Although Rubin apparently never completed a single financing, he was thoroughly versed in the mechanics of underwriting. He overwhelmed prospective borrowers with application forms, worksheets, and fee agreements indistinguishable from the real thing. But later, clients would inevitably miss a deadline or run afoul of the Panamanian securities commission, and Rubin would exercise his contractual right to cancel the financing and keep the expense money.

Rubin developed his advance-fee techniques in Colorado, managing to stay one step ahead of the law. In the late 1970s, he negotiated a "deferred prosecution" with state authorities, by which he avoided indictment by promising in effect never to do again what he did not admit to doing in the first place. About the same time, he testified under a grant of immunity in a related federal case. By the time a federal grand jury began investigating Rubin in 1984, he had moved to Panama. He never was indicted.

RENEGADE. In 1987, Rubin resurfaced in the Denver newspapers--as a crime-buster, of all things. A man seeking a loan had called on him in Panama City, carrying $2.6 million in bearer bonds stolen from a Denver bank. Rubin took possession of the bonds and got in touch with U.S. authorities. After the man was arrested, Rubin personally delivered the bonds to the FBI.

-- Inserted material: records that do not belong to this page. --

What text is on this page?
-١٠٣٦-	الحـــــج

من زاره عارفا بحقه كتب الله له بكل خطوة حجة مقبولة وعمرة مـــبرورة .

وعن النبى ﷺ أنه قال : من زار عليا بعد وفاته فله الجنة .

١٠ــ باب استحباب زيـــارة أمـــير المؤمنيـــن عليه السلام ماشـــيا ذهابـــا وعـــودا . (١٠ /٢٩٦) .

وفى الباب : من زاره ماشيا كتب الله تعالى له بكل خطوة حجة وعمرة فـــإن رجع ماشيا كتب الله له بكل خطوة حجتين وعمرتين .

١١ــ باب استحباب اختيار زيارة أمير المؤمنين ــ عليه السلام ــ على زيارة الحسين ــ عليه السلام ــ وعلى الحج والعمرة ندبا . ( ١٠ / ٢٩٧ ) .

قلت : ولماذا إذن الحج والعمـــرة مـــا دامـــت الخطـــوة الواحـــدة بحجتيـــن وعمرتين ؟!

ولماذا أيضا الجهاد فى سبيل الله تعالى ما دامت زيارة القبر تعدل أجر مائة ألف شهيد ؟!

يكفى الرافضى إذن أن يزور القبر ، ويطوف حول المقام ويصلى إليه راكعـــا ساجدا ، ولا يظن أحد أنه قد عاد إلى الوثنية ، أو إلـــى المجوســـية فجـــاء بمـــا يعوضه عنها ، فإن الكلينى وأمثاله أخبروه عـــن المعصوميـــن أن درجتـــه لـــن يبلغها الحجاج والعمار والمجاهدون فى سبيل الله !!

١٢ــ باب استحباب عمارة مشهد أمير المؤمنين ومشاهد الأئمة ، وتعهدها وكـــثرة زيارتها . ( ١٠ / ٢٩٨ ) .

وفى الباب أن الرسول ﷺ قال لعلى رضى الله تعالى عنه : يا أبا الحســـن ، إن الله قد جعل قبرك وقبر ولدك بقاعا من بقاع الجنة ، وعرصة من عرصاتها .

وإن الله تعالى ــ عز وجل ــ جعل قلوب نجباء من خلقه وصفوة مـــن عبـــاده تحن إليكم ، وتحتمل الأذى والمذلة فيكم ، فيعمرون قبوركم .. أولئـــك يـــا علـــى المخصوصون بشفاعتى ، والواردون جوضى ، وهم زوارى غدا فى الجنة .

The FBI had begun investigating Rubin himself by 1988, if not earlier--but without much gusto. Some of Rubin's former clients and ex-employees complain that bureau agents asked them only a few cursory questions or didn't interview them at all. Tomas Cabal, who briefly worked for Rubin before turning investigative reporter, was among those underwhelmed by the FBI's questioning: "Their attitude was, `Well, if this guy does all the work for us, maybe we'll do something."'

Cabal, who has written extensively about Rubin, theorizes that the disappearance was prompted by his unmasking last spring by articles in Panamanian newspapers and The Wall Street Journal. Then, too, Rubin's political position in Panama had eroded since Noriega's capture. In addition, Rubin may have been unnerved by the prospect of a trial in New York. Cabal suspects that Rubin has shifted his operations to Costa Rica, where he remains very well-connected politically.

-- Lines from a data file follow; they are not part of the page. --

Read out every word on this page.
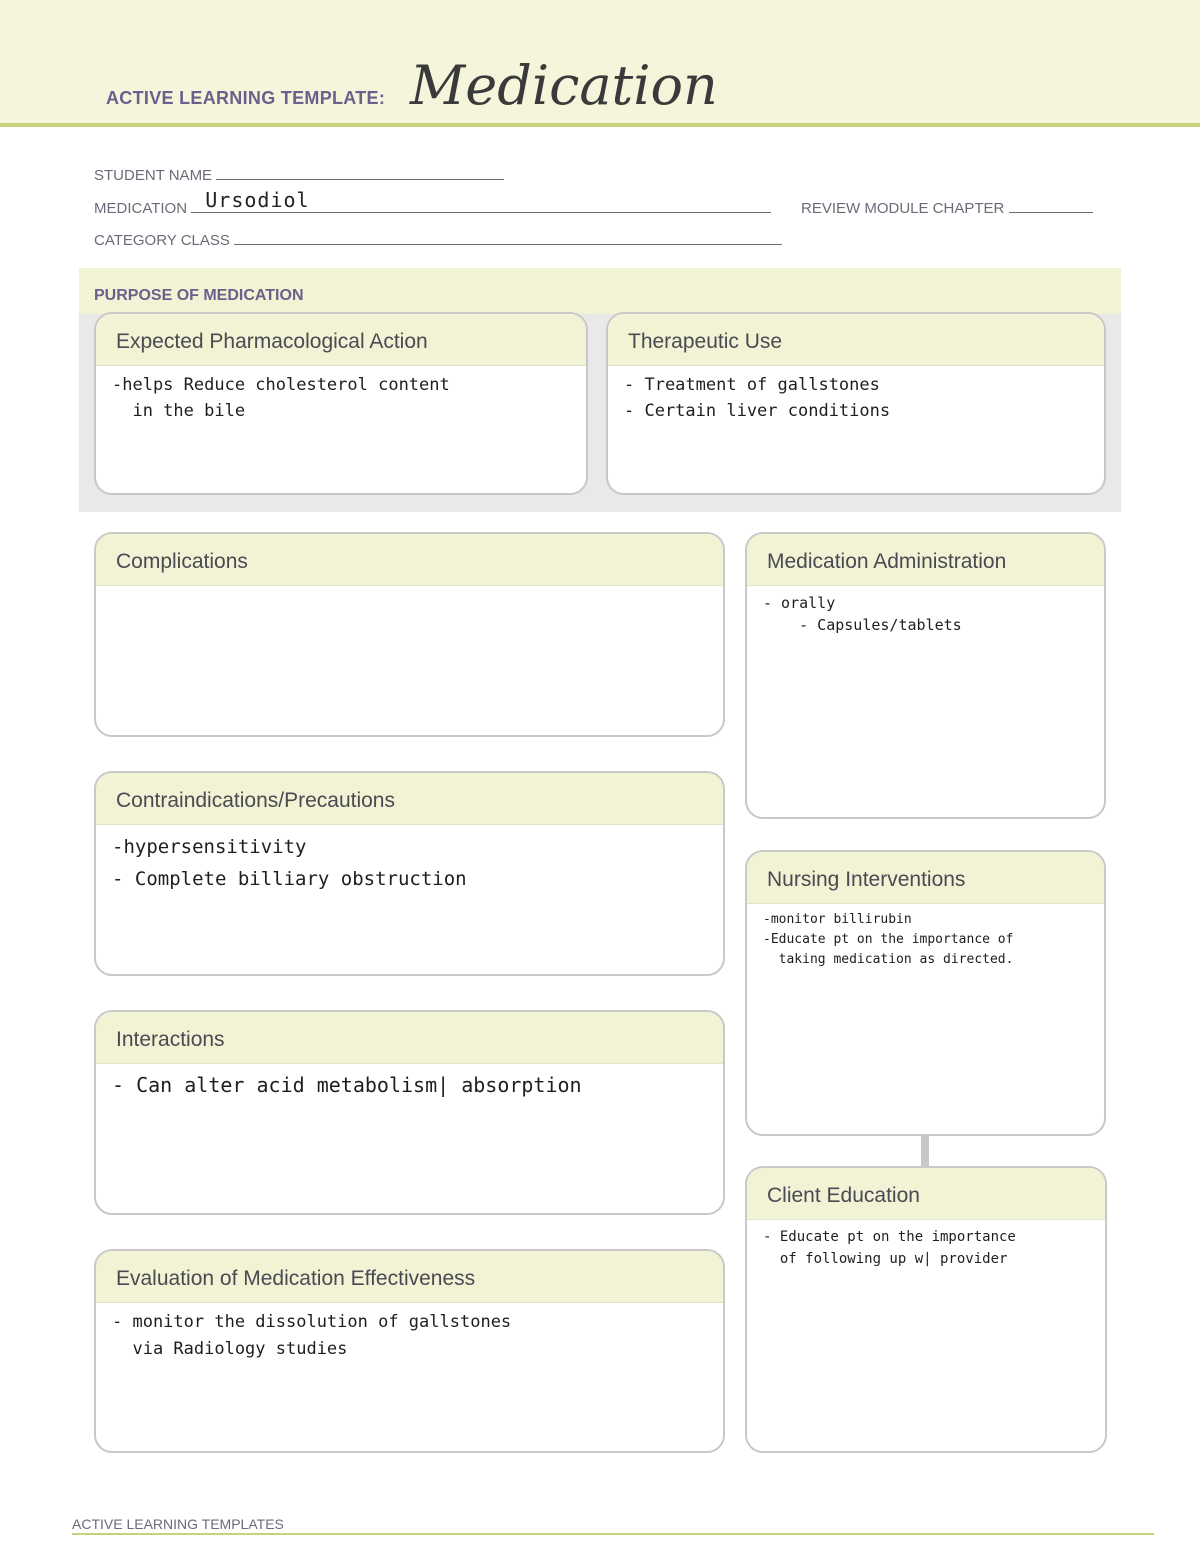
ACTIVE LEARNING TEMPLATE: Medication
STUDENT NAME
MEDICATION Ursodiol	REVIEW MODULE CHAPTER
CATEGORY CLASS
PURPOSE OF MEDICATION
Expected Pharmacological Action
-helps Reduce cholesterol content
in the bile
Therapeutic Use
- Treatment of gallstones
- Certain liver conditions
Complications	Medication Administration
- orally
- Capsules/tablets
Contraindications/Precautions
-hypersensitivity
- Complete billiary obstruction	Nursing Interventions
-monitor billirubin
-Educate pt on the importance of
taking medication as directed.
Interactions
- Can alter acid metabolism| absorption
Client Education
- Educate pt on the importance
of following up w| provider
Evaluation of Medication Effectiveness
- monitor the dissolution of gallstones
via Radiology studies
ACTIVE LEARNING TEMPLATES
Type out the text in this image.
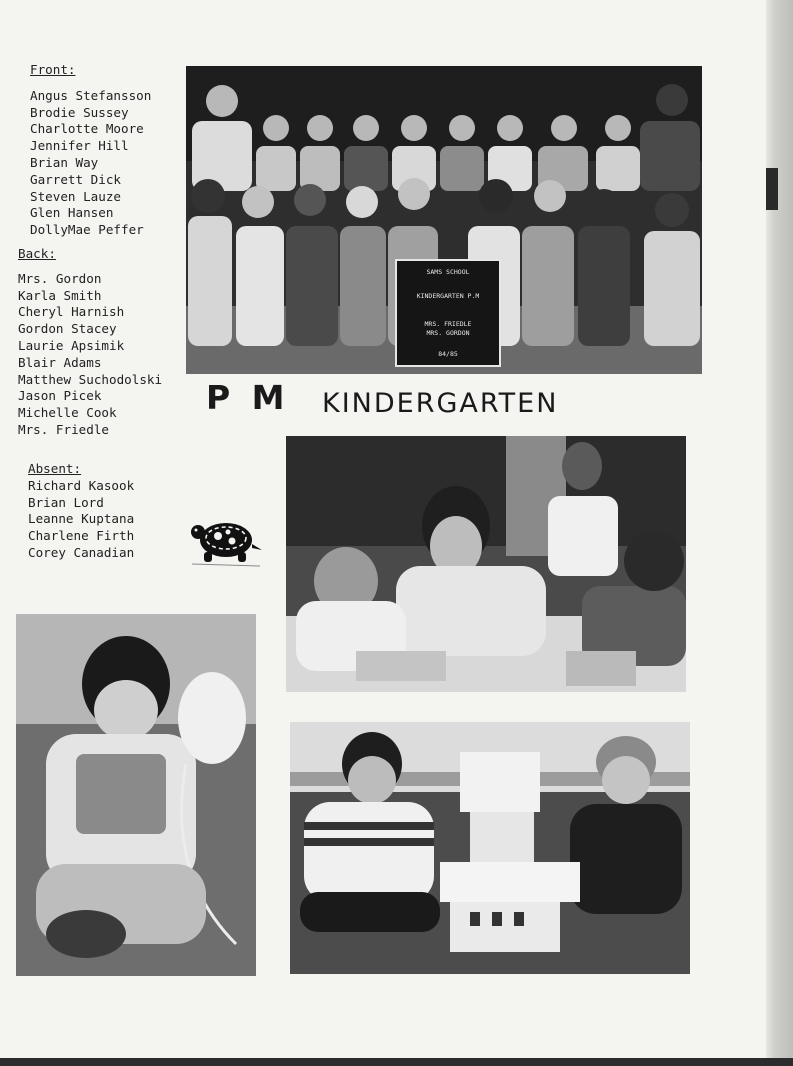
Front:
Angus Stefansson
Brodie Sussey
Charlotte Moore
Jennifer Hill
Brian Way
Garrett Dick
Steven Lauze
Glen Hansen
DollyMae Peffer
Back:
Mrs. Gordon
Karla Smith
Cheryl Harnish
Gordon Stacey
Laurie Apsimik
Blair Adams
Matthew Suchodolski
Jason Picek
Michelle Cook
Mrs. Friedle
Absent:
Richard Kasook
Brian Lord
Leanne Kuptana
Charlene Firth
Corey Canadian
SAMS SCHOOL
KINDERGARTEN P.M
MRS. FRIEDLE
MRS. GORDON
84/85
P M KINDERGARTEN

If Rubin is alive, the weakest link in his scheme would seem to be his wife. A lawyer, Constante was handling Rubin's legal affairs even before their marriage. It's not clear whether she was a participant in her husband's latest intrigue or a victim of it. Constante did not return BUSINESS WEEK's phone calls.

To date, Constante, 38, has failed to persuade the U.S. consulate in Panama to stamp Rubin's will. Without a consular stamp certifying his death, it will be difficult for Constante to gain title to her share of the estate. While Constante may find widowhood increasingly frustrating, no doubt it suits her husband's purposes to inhabit indefinitely the legal limbo between life and death.